In looking at that kind of life, one might rightly wonder whether anyone wants to read about it. I guess time will tell, but the real reason I wrote this book is because of a few select other people who are very close to me. These are people who raise their families in godly ways, are faithful church members, and work in secular fields where they have chances to share the gospel regularly. But these are also people who have, in my conversations with them, regularly asked the question of whether or not they are really doing anything significant with their lives. Because we live in a culture that’s constantly feeding an obsession with excitement and grandeur, we look at these seemingly mundane areas of our lives as things to be escaped from. The Christian spin on our cultural tendency becomes apparent when we think of the work of the Lord in terms of the big and grand when in actuality most of our commitment to and faith in Jesus is lived out in the seemingly small, everyday choices of real life. I wanted those people who do the same thing, over and over again, to know that they matter. They are important. And God is not only with them, He is for them right in the middle of their day-to-day lives.

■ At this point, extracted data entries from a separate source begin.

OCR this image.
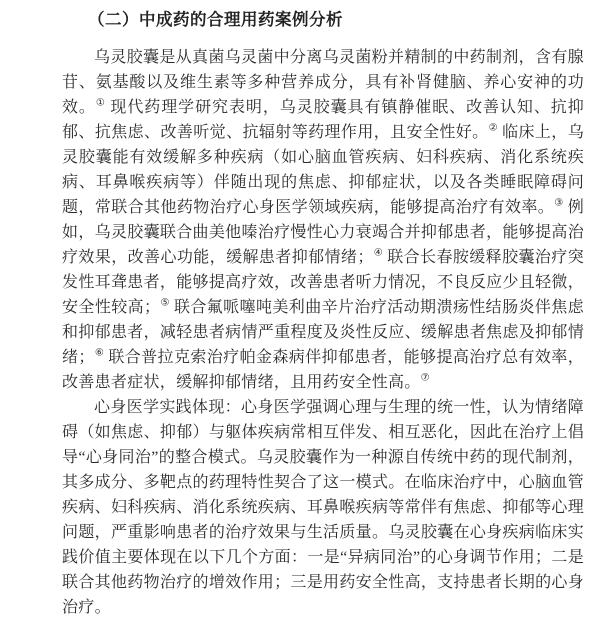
（二）中成药的合理用药案例分析

乌灵胶囊是从真菌乌灵菌中分离乌灵菌粉并精制的中药制剂，含有腺苷、氨基酸以及维生素等多种营养成分，具有补肾健脑、养心安神的功效。① 现代药理学研究表明，乌灵胶囊具有镇静催眠、改善认知、抗抑郁、抗焦虑、改善听觉、抗辐射等药理作用，且安全性好。② 临床上，乌灵胶囊能有效缓解多种疾病（如心脑血管疾病、妇科疾病、消化系统疾病、耳鼻喉疾病等）伴随出现的焦虑、抑郁症状，以及各类睡眠障碍问题，常联合其他药物治疗心身医学领域疾病，能够提高治疗有效率。③ 例如，乌灵胶囊联合曲美他嗪治疗慢性心力衰竭合并抑郁患者，能够提高治疗效果，改善心功能，缓解患者抑郁情绪；④ 联合长春胺缓释胶囊治疗突发性耳聋患者，能够提高疗效，改善患者听力情况，不良反应少且轻微，安全性较高；⑤ 联合氟哌噻吨美利曲辛片治疗活动期溃疡性结肠炎伴焦虑和抑郁患者，减轻患者病情严重程度及炎性反应、缓解患者焦虑及抑郁情绪；⑥ 联合普拉克索治疗帕金森病伴抑郁患者，能够提高治疗总有效率，改善患者症状，缓解抑郁情绪，且用药安全性高。⑦

心身医学实践体现：心身医学强调心理与生理的统一性，认为情绪障碍（如焦虑、抑郁）与躯体疾病常相互伴发、相互恶化，因此在治疗上倡导“心身同治”的整合模式。乌灵胶囊作为一种源自传统中药的现代制剂，其多成分、多靶点的药理特性契合了这一模式。在临床治疗中，心脑血管疾病、妇科疾病、消化系统疾病、耳鼻喉疾病等常伴有焦虑、抑郁等心理问题，严重影响患者的治疗效果与生活质量。乌灵胶囊在心身疾病临床实践价值主要体现在以下几个方面：一是“异病同治”的心身调节作用；二是联合其他药物治疗的增效作用；三是用药安全性高，支持患者长期的心身治疗。
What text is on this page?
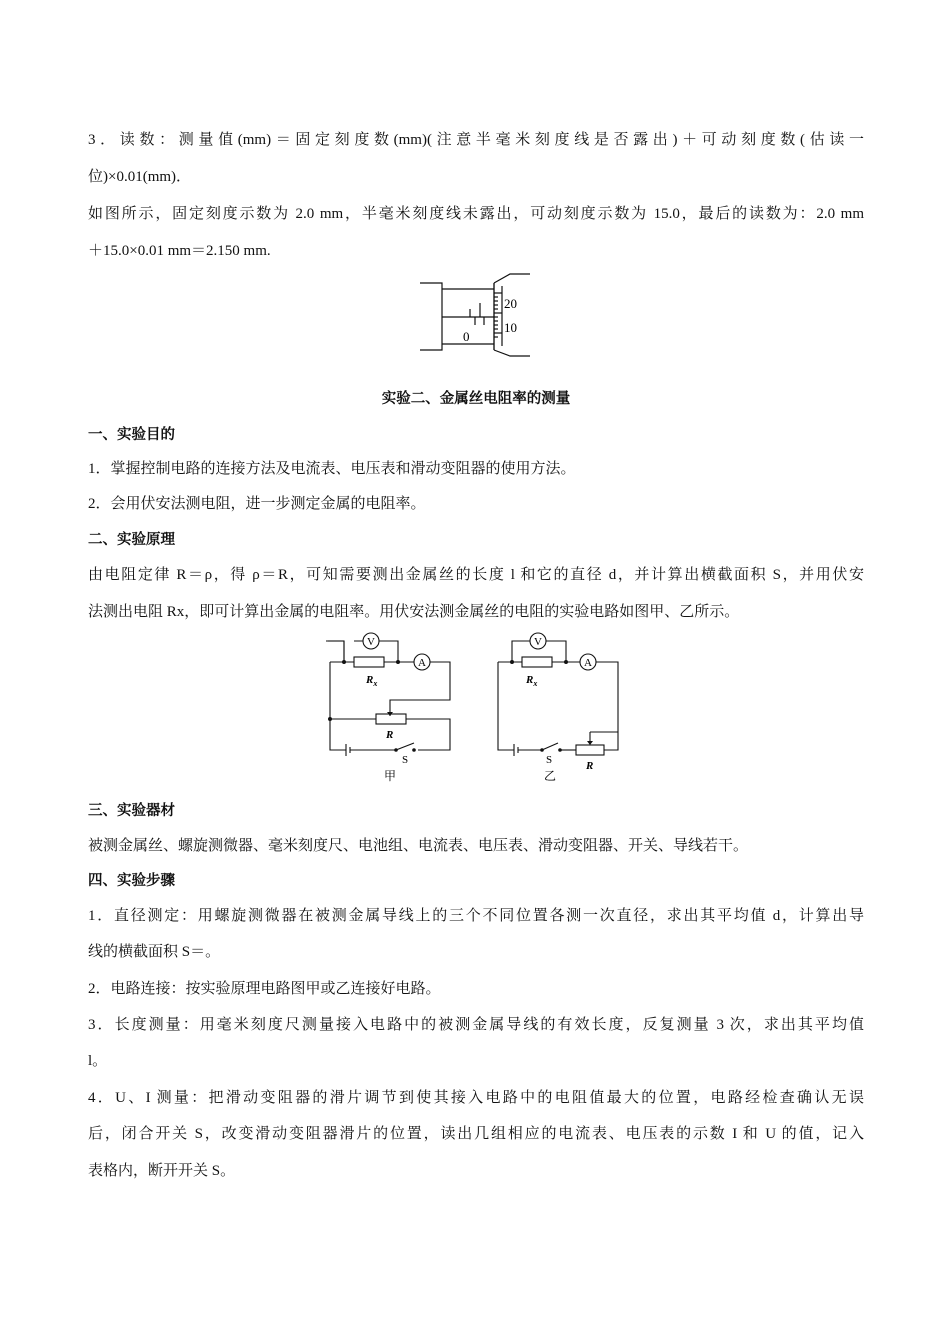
3．读数：测量值(mm)＝固定刻度数(mm)(注意半毫米刻度线是否露出)＋可动刻度数(估读一
位)×0.01(mm)．
如图所示，固定刻度示数为 2.0 mm，半毫米刻度线未露出，可动刻度示数为 15.0，最后的读数为：2.0 mm
＋15.0×0.01 mm＝2.150 mm.
20
10
0
实验二、金属丝电阻率的测量
一、实验目的
1．掌握控制电路的连接方法及电流表、电压表和滑动变阻器的使用方法。
2．会用伏安法测电阻，进一步测定金属的电阻率。
二、实验原理
由电阻定律 R＝ρ，得 ρ＝R，可知需要测出金属丝的长度 l 和它的直径 d，并计算出横截面积 S，并用伏安
法测出电阻 Rx，即可计算出金属的电阻率。用伏安法测金属丝的电阻的实验电路如图甲、乙所示。
V
A
$R_x$
R
S
甲
V
A
$R_x$
R
S
乙
三、实验器材
被测金属丝、螺旋测微器、毫米刻度尺、电池组、电流表、电压表、滑动变阻器、开关、导线若干。
四、实验步骤
1．直径测定：用螺旋测微器在被测金属导线上的三个不同位置各测一次直径，求出其平均值 d，计算出导
线的横截面积 S＝。
2．电路连接：按实验原理电路图甲或乙连接好电路。
3．长度测量：用毫米刻度尺测量接入电路中的被测金属导线的有效长度，反复测量 3 次，求出其平均值
l。
4．U、I 测量：把滑动变阻器的滑片调节到使其接入电路中的电阻值最大的位置，电路经检查确认无误
后，闭合开关 S，改变滑动变阻器滑片的位置，读出几组相应的电流表、电压表的示数 I 和 U 的值，记入
表格内，断开开关 S。
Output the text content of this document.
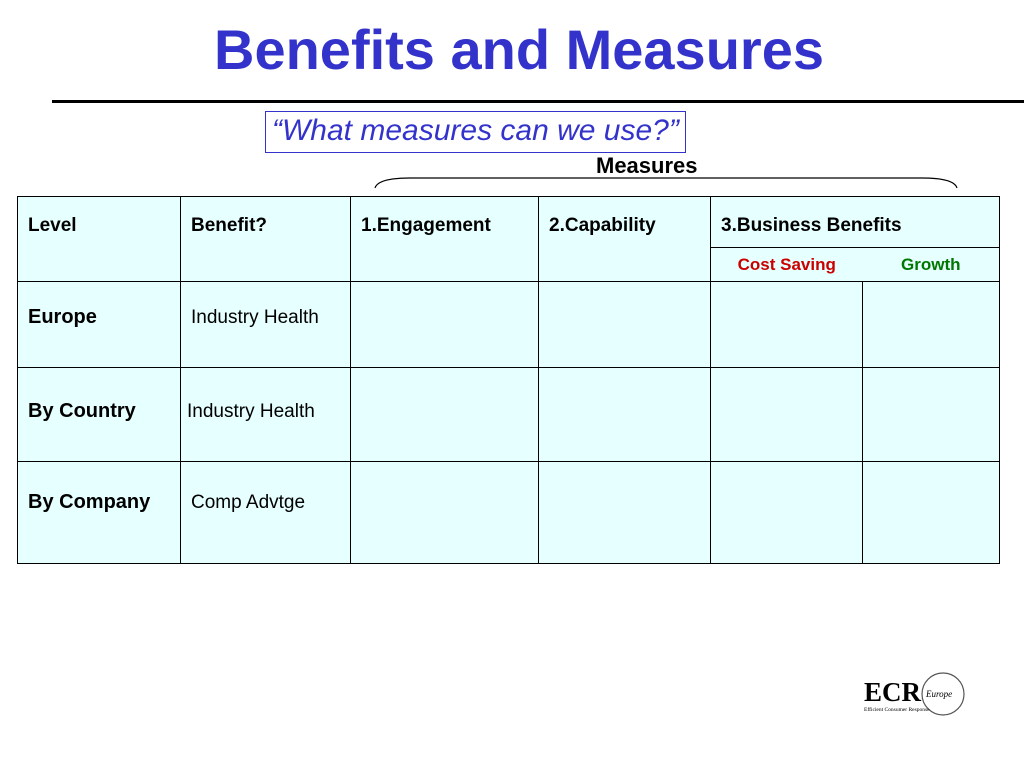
Benefits and Measures
“What measures can we use?”
Measures
Level	Benefit?	1.Engagement	2.Capability	3.Business Benefits	
				Cost Saving	Growth
Europe	Industry Health				
By Country	Industry Health				
By Company	Comp Advtge				
ECR Europe
Efficient Consumer Response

So the big idea behind the book is pretty simple: There is no such thing as ordinary when you follow an extraordinary God. So my primary prayer, as people read, is that they would look with fresh eyes on their regular schedule – the way they speak to others, the way they parent their children, the way they relate to their spouse, the way they spend money and the way they go to church – that they would see these normal occurrences ripe with meaning because of the presence of a God who makes the ordinary into something extraordinary. To put it another way, I hope we begin to do the same small things we did yesterday, but do them through the lens of faith, asking the ever-present and ever-active God to transform our vision of the ordinary into something wholly different than it is now.
So thank you, B&H Publishing. When you come to a publisher with a book that you want to call Boring, it makes you very thankful for a partner in ministry that believes in you. Thanks, Selma, for believing in me, and for continuing to give me opportunities to flesh out my heart on paper. Jed and Devin, thank you both for the constant encouragement and for helping me to be a better writer. Dave, thanks for all your hard work in helping get the word out about the project.
Thank you, my friends and family at Grace Community Church. So many of the ideas expressed in this book are the result of conversations, sermons, and Sunday school classes we’ve been a part of together. It would be difficult for me to express how formative living in the midst of this community of faith has been. I’m particularly grateful to Scott Patty and the team of elders who have shown me, through word and deed, how to find the great beauty, wonder, and significance right square in the middle of everyday life. It is my hope and prayer that we would continue together to do the next right thing.
And Jana—my great love. My bride. The one who has constantly been my biggest cheerleader. There’s no one in the world with whom I’d rather find the joy, excitement, and satisfaction of life in Jesus Christ.